The Park is very polite about it: "We request that you consider not hiking ..." But Joan and I wanted to do this just once, having heard much about it over the years from other hikers. I had bear spray, and we were prepared to turn around if we saw or heard a bear.
The route starts as a broad, needle-strewn trail but soon narrows and climbs amongst rocky outcrops near the edge of the mountain. Because the trail is decommissioned, it is no longer maintained, and has become braided with uncertain footing in places. The first viewpoint no longer has the Wendy Elekes Memorial Bench, but the view is still great, encompassing much of both the upper and lower lakes.

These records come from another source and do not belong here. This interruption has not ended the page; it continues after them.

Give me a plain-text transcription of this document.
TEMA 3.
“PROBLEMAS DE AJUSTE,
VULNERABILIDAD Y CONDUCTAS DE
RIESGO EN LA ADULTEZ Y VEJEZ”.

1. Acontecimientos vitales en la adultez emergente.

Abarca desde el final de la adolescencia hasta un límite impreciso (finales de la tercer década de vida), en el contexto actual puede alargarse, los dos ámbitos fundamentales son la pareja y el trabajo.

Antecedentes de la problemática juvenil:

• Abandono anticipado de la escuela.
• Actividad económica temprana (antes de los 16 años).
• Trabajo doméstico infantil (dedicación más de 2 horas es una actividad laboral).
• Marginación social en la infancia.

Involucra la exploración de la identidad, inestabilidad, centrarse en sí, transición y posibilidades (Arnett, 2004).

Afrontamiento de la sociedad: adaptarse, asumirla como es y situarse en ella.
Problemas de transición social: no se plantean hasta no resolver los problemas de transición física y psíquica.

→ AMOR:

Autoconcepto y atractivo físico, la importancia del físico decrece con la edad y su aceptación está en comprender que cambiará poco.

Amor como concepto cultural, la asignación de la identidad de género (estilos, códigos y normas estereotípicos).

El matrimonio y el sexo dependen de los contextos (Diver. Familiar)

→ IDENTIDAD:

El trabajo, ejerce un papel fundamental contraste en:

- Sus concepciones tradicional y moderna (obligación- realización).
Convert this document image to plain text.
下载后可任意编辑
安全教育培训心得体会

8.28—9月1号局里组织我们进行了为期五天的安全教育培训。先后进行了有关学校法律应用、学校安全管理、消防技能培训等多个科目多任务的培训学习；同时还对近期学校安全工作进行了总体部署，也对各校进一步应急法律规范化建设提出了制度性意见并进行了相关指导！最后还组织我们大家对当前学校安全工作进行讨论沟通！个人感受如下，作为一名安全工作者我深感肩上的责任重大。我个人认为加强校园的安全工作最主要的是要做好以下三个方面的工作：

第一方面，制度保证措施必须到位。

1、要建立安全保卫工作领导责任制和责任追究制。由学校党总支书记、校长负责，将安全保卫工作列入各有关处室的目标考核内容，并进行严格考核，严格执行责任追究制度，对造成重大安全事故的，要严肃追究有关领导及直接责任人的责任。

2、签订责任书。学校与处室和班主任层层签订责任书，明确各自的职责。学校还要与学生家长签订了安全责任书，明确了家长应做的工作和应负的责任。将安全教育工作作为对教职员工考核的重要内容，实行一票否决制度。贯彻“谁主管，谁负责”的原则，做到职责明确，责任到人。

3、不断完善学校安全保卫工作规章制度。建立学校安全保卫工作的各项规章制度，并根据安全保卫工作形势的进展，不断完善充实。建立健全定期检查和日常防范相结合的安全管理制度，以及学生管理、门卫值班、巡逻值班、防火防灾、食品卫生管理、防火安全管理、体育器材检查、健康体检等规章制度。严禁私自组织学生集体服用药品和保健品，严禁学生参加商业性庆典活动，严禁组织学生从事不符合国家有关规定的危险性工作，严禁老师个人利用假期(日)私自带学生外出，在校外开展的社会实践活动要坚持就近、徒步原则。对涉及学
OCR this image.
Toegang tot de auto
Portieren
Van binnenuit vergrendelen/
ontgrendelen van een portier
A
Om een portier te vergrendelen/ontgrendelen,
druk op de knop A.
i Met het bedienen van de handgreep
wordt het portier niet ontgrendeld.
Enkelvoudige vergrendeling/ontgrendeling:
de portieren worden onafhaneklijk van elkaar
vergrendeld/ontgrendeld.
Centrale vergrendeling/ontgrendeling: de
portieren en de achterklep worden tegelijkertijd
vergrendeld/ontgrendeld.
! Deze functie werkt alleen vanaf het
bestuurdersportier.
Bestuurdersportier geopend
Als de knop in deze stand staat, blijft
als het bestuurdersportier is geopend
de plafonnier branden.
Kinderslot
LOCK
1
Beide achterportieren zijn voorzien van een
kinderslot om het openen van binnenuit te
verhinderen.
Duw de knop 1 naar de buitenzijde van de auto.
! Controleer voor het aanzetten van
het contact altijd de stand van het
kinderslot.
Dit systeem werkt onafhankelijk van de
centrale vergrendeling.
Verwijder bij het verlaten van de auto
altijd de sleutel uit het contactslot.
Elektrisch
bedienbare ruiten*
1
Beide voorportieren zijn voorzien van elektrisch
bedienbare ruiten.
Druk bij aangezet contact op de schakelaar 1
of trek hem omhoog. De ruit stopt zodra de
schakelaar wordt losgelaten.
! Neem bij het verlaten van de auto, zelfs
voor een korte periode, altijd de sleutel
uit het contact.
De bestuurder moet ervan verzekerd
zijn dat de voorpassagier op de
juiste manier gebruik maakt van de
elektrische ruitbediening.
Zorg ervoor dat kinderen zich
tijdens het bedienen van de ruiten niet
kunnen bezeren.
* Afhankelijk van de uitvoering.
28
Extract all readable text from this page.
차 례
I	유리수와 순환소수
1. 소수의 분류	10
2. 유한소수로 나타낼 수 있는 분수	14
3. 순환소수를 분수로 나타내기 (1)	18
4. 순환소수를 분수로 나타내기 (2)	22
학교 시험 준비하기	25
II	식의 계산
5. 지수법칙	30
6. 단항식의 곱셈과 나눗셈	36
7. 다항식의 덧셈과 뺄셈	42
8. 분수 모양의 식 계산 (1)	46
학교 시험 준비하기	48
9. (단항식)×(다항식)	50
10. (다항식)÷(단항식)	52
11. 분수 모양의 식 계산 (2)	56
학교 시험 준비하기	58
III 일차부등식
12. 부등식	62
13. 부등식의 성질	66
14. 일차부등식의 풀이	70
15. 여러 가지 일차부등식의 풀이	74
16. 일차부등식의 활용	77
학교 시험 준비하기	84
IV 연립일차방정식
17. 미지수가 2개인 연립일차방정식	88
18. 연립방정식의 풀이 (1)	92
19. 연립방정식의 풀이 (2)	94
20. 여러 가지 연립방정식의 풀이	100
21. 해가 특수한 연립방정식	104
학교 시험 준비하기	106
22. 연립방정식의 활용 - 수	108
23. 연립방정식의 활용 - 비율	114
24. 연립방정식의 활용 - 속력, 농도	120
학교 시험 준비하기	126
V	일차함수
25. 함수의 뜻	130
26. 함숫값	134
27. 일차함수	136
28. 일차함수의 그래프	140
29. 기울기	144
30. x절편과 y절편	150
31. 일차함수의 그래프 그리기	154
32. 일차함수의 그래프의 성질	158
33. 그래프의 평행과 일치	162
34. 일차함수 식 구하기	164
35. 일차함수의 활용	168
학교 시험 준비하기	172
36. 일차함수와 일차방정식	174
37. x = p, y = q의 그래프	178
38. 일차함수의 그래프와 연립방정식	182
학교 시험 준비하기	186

The trail continued to climb, and reached a fork where the route to the peak heads left. We continued a quarter-mile on the level to the final viewpoint, where we had our lunch. The trees here have grown up to obscure parts of the view, but I took a photo looking northeast,
and one looking southeast.
As we ate our lunch we also kept our eyes on a hawk soaring on the mountain breezes.
On our way back down, we paused at a meadow not far from the top, and I took another panoramic photo.
Clouds are gathering to take a vote on an afternoon thunderstorm.
Zooming in, the camera captured the parking area where we started.
Just a few steps beyond the meadow we encountered a blue grouse, hiding in the shade under a tree. His strategy was to hold absolutely still.
He looked big to us, bigger than the ruffed grouse we'd seen in the past. It turns out that the blue (lately subdivided into dusky vs. sooty) is the second largest grouse in North America, after the sage grouse.
Joan and I continued our descent, passing a few more people headed up. There were scattered drops of rain as we reached our car, but the thunderstorm convened at a different location.
We checked in at the Delta Lodge Kananaskis, now the Kananaskis Mountain Lodge, where they offered us an upgrade to an air-conditioned room with continental breakfast for a modest-enough fee that we accepted it.
Joan and I plan to tackle Wasootch Ridge tomorrow.